Susan Gritton (soprano)
Christianne Stotijn (mezzo-soprano)

BBC Symphony Chorus
London Symphony Chorus

BBC Symphony Orchestra
Bernard Haitink


Reviewed by: Chris Caspell

Reviewed: 6 September, 2006
Venue: Royal Albert Hall, London

Mahler completed his monumental Second Symphony in 1894, and revised it two years later, and continued to make changes. (These are now published in Gilbert Kaplan’s Critical Edition of the work.) The music depicts the journey from the graveside – the first movement was originally the stand-alone ‘Totenfeier’ (Funeral Rites) – through to the day of judgement as the last trumpet sounds and all creatures rise up from their graves to the final resurrection (Rise again, yes rise again…).

A distinguished Mahlerian, Bernard Haitink conducted only the second Proms performance of this work, in 1967, which was also with the BBC Symphony, an orchestra that has changed a great deal over that time – and sometimes not for the better.

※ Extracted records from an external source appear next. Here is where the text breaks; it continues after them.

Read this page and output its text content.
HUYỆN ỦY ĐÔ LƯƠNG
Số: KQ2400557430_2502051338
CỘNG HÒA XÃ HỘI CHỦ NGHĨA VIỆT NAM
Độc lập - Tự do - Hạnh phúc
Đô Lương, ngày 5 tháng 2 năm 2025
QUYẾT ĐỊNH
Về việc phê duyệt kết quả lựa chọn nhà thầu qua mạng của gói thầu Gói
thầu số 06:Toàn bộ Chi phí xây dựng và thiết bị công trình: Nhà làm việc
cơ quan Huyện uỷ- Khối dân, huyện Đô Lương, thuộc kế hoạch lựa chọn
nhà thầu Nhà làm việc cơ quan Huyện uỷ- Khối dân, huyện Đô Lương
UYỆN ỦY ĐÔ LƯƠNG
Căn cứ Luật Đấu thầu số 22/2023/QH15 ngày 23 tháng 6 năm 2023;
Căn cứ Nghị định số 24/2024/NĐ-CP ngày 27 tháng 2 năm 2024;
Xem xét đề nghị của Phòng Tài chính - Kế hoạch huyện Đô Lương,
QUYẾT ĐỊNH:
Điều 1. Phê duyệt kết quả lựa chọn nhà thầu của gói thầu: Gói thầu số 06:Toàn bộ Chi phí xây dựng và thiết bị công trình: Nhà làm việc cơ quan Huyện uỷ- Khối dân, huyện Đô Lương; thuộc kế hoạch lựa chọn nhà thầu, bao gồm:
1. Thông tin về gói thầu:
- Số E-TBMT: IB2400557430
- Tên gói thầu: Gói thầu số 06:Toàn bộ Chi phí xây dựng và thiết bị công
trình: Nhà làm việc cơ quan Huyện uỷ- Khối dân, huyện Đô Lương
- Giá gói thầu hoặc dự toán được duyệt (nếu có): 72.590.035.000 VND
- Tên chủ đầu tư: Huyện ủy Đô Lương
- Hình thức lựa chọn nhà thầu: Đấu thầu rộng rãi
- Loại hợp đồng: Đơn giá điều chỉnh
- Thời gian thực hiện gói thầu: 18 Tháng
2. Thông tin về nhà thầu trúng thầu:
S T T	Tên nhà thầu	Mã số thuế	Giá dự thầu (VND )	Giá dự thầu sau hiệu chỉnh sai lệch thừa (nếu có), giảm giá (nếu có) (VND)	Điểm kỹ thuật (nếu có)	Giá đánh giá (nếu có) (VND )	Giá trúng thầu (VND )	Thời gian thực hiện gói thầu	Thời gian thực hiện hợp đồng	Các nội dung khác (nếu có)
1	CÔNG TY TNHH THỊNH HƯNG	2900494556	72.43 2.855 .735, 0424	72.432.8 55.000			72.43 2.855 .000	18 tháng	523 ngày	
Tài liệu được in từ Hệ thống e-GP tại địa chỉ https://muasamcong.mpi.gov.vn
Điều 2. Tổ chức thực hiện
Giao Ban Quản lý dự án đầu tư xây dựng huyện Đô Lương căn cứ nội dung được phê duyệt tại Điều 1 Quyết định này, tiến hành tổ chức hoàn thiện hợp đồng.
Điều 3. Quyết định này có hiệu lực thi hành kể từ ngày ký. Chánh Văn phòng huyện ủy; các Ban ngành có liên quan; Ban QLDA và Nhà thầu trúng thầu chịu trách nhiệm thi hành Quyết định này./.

On the whole the performance, like the symphony itself, moved from death to rebirth. The mammoth first movement found Haitink making a valiant attempt to move on a dogged orchestra, even though his tempos, in particular in the first movement, were (characteristically in this music) on the slow side – but with a wayward violin and cello section any attempt to improve ensemble was doomed from the beginning.

The second and third movements, ‘intermezzi’ as Mahler called them, did fare a little better though there were still some problems with the overall ensemble. Salvation, however, came in the fourth movement “Urlicht” (Primal Light) with Christianne Stotijn’s bell-like tone cutting clearly through Mahler’s sometimes-murky orchestration. The BBCSO was on good form here, too, accompanying well and paying attention to the conductor, apparently for the first time in the evening.

The massive fifth movement is intended to match the first, a choral setting of part of Klopstock’s “Resurrection Ode” (with additional words by Mahler), which Mahler had heard at the funeral of Hans von Bülow who died in February 1894. Up to that time, Mahler had written three movements of the symphony but was stuck for an ending and, moreover, he was unsure how to integrate the movements.

In the finale the chorus members raised the ante with a powerful and moving performance that was sung from memory and which created a palpable atmosphere. Interjections by the off-stage brass, placed high in the gallery, were enough to send shivers down the spine, though the position of the two groups (one sheltered behind the canopy) meant audience members would have experienced a different perspective depending on where they were seated.

Towards the end Haitink, baton lying on his music stand, conducted the chorus as if it were a chamber group. The slightest hand gestures were transformed in an instant into music of such intensity and magic that the problems of the opening movement were quickly forgotten.